視線を逸らす事をしない両者の間で、一瞬の静寂が生まれる。

 

『ゴァアアアアアアアアアッ!!』

 

それを切り裂いたのは、今だ戦闘を続けていたゴライアスの悲鳴だった。背から倒れ付したゴライアスを、いつの間にか腕を再生させたウダイオスが睨む。

 

「……いいだろう」

 

ハッとアイズがそちらに視線を奪われていた時、瞑目していた彼が目を開く。

 

そして、歪みから剣と槍を一つずつフィンの眼前へと突き立てる。

 

「本来なら、貴様らごときが触れるなどあり得ぬが、貴様の勇気に免じ、三分だけ我が宝物を貸してやる」

 

その剣は、その刀身を銀色に輝かせ神聖な雰囲気を漂わせていた。

 

片や槍のほうは、黄色(きしょく)の色を放ちつつ禍々しい雰囲気を漂わせていた。

 

だがその武器は一目見ただけで分かる。自分達でさえ見たことがない、最上の品だと。

 

持っていた槍を地面に刺し、王から賜った槍を引き抜く。その武器の装飾に、思わず感嘆の声を上げそうになる。

 

アイズもまた愛剣を鞘に収め、フィンの横へと移動しその剣を引き抜く。柄には煌めかせるような装飾が施されているそれ。しかし、キラリと光るその刀身は、全ての物さえ斬れそうに感じられる。

 

「悠長に見とれている場合ではないぞ、雑種共」

 

彼の言葉に、ハッと意識を覚醒させる。貸した癖に不機嫌そうな表情を浮かべる彼は、何時の間にやら、豪勢な装飾が施された、金の砂時計を持っていた。

 

フィンはその手に持つ槍を二転三転させ、アイズも剣の重さを図るように二回ほど振るう。

 

そして彼の脇を抜け、今だ健在のウダイオスへと視線を向ける。

 

ふと、フィンは思い出したように後ろにいる人物に語りかける。

 

「僕の名前は『勇者(ブレイバー)』、フィン・ディムナだ。

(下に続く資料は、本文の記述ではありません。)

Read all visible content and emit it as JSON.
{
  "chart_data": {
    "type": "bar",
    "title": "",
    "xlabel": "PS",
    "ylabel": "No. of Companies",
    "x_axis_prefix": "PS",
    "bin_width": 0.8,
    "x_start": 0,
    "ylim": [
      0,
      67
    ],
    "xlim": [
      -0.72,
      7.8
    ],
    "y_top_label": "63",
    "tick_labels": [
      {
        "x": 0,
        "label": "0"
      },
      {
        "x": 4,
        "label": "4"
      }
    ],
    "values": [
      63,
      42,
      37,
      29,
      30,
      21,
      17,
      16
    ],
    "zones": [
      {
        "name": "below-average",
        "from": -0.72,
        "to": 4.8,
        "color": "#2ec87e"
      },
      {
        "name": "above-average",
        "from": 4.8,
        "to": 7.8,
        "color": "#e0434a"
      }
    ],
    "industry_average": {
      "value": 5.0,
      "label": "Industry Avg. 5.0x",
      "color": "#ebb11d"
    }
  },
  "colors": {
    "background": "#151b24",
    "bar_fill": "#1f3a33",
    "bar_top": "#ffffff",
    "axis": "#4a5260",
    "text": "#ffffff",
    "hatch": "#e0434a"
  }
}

雑種じゃない」

 

「……私も、『剣姫』アイズ・ヴァレンシュタイン。いい加減、覚えて」

 

「はん、知ったことか。我に名を覚えて欲しくば、武を持って示すがよい」

 

『王』は壁へと寄りかかり、砂時計を天へと放る。それが合図だったかのように、『剣姫』と『勇者』は戦場へと駆け出す。

 

王から賜った武器を持って、今だ君臨し続けるウダイオスを討伐するために。

 

……王が許した時間、残りーーー三分。